Sunday, September 23, 2012

Exploring Concepts...for the Fourth Time!

Chapters 10 and 11: VALS and Persuasive Advertising Techniques 


                Chapters 10 and 11 hold a lot of valuable information, and the entirety was a lot to take in. What caught my attention the most, though, were the eight consumer types listed in the Values and Lifestyles strategy (VALS) and the list persuasive advertising techniques. Singularly, these concepts are deep and interesting. The VALS strategy psychoanalyzes people into specific categories while various persuasive techniques apply advertising approaches to the common populace. What the book insinuates at but does not highlight are the relations between the two. This concept of merging techniques is quite interesting.
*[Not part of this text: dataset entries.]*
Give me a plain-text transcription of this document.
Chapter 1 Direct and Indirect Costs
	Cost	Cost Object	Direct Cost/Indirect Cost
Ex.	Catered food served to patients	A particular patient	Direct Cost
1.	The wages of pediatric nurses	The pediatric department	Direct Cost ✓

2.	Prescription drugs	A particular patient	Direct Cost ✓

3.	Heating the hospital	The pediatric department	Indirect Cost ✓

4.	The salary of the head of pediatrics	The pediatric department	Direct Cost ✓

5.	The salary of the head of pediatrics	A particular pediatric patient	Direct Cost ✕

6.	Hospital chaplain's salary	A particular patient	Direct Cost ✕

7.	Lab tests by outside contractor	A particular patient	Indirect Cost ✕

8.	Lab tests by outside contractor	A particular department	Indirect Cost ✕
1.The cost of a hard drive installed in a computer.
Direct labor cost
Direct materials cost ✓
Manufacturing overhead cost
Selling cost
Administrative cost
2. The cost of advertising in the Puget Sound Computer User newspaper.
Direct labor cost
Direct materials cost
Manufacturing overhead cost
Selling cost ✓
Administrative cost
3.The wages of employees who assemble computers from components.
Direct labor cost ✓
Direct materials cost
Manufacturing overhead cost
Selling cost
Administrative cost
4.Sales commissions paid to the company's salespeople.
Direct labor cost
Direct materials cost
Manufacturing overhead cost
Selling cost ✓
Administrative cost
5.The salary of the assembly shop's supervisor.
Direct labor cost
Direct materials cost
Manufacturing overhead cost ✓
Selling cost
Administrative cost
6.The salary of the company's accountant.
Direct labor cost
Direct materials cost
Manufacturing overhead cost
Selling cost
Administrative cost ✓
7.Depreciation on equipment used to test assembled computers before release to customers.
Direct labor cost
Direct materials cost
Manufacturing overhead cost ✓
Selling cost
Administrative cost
In order for a company to sell its products, the company must first know its audience. Once the demo and psychographics are taken, the related consumers are divvied up into eight different types based on personality traits.
I found these categories to be fascinating, and pondered for a while over which type I (and those close to me) would be filed under. Once I thought this threw, I wondered what kind of advertising would most efficiently affect which personality group. I applied the different persuasive techniques to the matching VALS categories. For example, strivers would take well to the famous-person testimonial or snob appeal, seeing celebrities or fancy products and longing to be equivalent to such. The plain-folks pitch would favor better with survivors and experiencers while believers would pay more attention to the hidden-fear appeal. Intrigued, I will definitely pay more attention when viewing ads, careful to spot the VALS target audience and the persuasive technique used to try to real the audience in.